Mas de lo que aquí directamente queríamos decir algo es de aquellos tiempos en los que el contemplador se encuentra especialmente ensimismado en Él y cobijado.

El yo ensimismado, todo vuelto hacia el núcleo de sí, todo él recogido en lo esencial de sí, está ensimismado en Él, es decir, el movimiento de recogerse en sí se continúa con un total volcarse en Él y esto por su libre adhesión a la gracia que lo atrae y verdaderamente mueve.

El contemplador se experimenta como retirado a las profundidades últimas, como lazado por Llama de amor que enlazado le sostiene aún durante la actividad más exigente y agobiante. La gracia consiste, justamente, en estar el alma en su morada, sin querer salir de ella y sin abandonarla, aún saliendo a la distancia. Esta gracia es experiencia de unión, aún provisoria y no esencial, pero propedéuticamente significativa. Porque lo que al contemplador se le da saborear es el estar en Dios de un modo continuo que supera los espacios de oración.

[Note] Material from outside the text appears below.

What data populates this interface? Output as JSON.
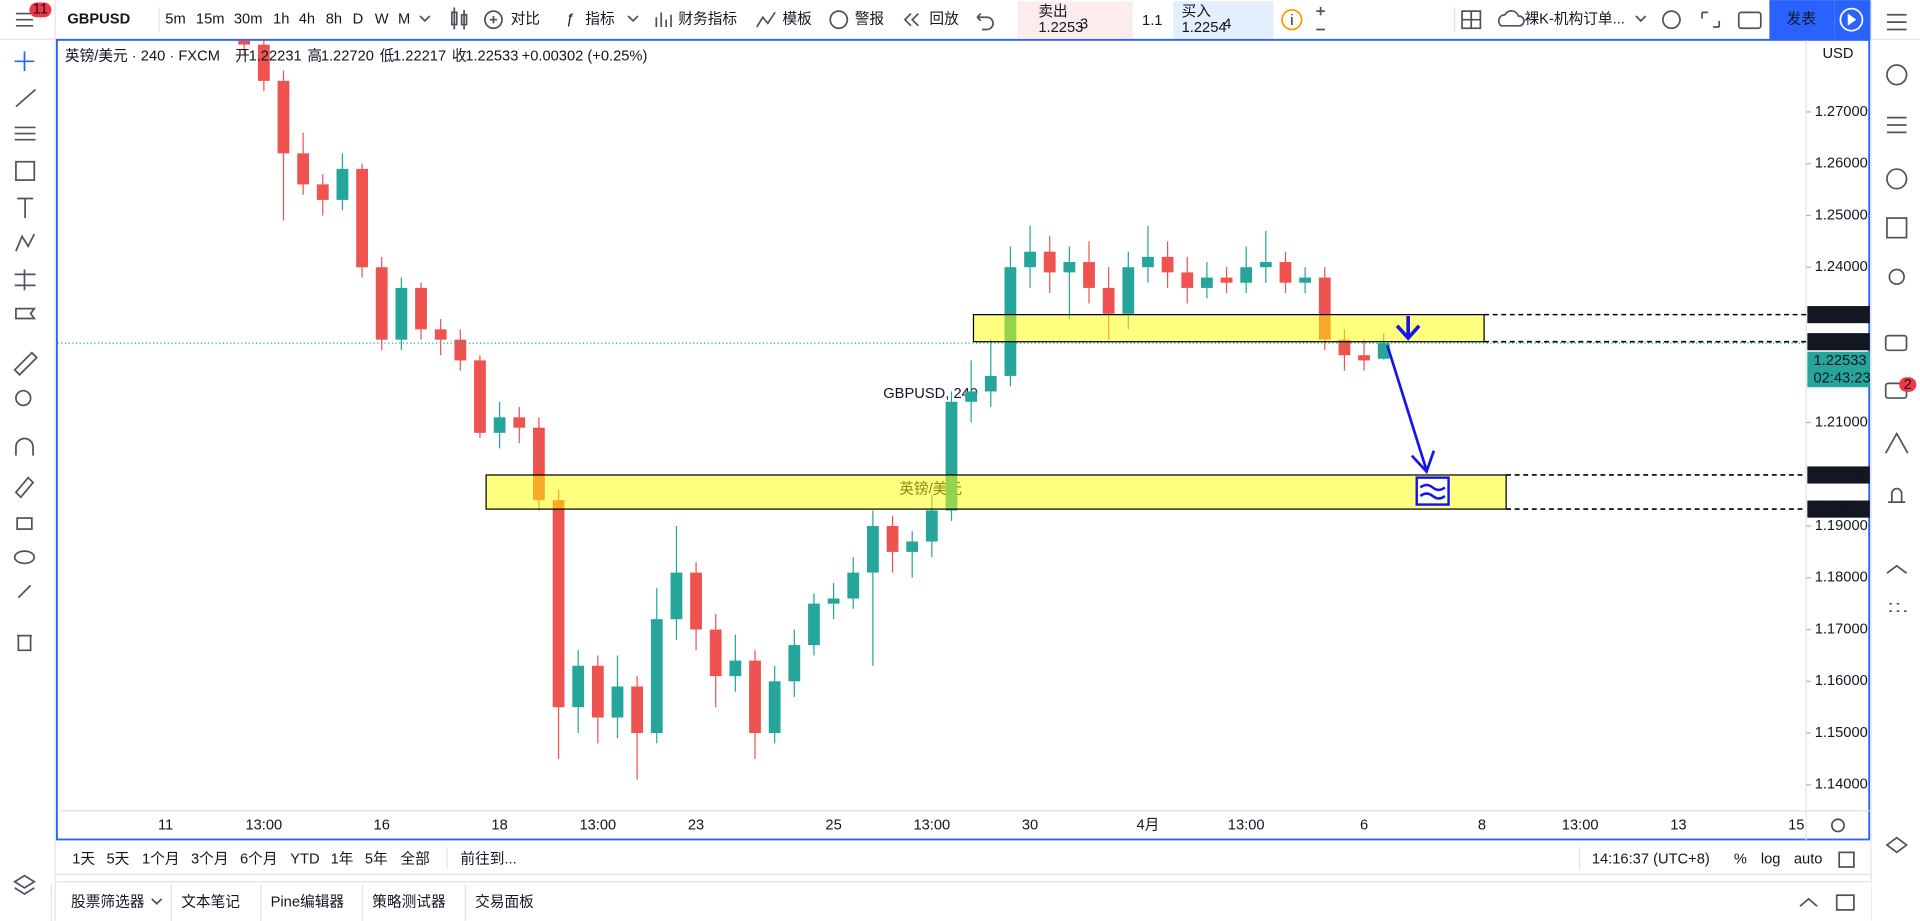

Aquella experiencia del rayo, que más bien hería al entendimiento y por él a la voluntad, mostrando como nada de lo que existe queda fuera de la relación con Él; ahora, de modo similar pero acotado, se le da a gustar a la voluntad. Ella, por el amor de la Llama que danza en el interior más hondo, en el centro del alma, experimenta que todo su querer ha quedado absorto y recogido en quererlo a Él que la quiere y enlaza y de quien no desea en modo alguno retirarse, y de quien no puede retirarse pues Él la sostiene en su estar toda hacia Él.

El contemplador vive en estos tiempos (horas, días o semanas, según Dios quiera) como retirado. Y aunque hace todo lo que habitualmente hace, lo hace como sin estar en ello pues está en Él. Y él sólo lo sabe y lo advierte: tan escondido y delicado es el don. Don que prepara la unión definitiva en la cual la voluntad del contemplador quedará enlazada sin retorno a la voluntad del Amado; unión estable que gustará como primicia de la unión eterna en esta mística unión esponsal.

Generalmente percibe el alma este retiro enlazante frente a los gustos y disgustos: los primeros no le aportan casi ningún sabor, los segundos casi ninguna incomodidad. Mas bien se siente guarecida y cobijada de las tormentas de falsa gloria y de peligrosa fascinación, de las ráfagas de las afrentas y de su hija la queja. Parece que nada de extraordinario pasara fuera de Él que se le da y de ella que lo recibe. Paz y seguridad: toda circunstancia pasará pero esta unión está preñada de eternidad.

Este es el amor que vence al yo, a la tentación y al mundo: tener la mirada fija en el Amado y no poder mirar sino por Él.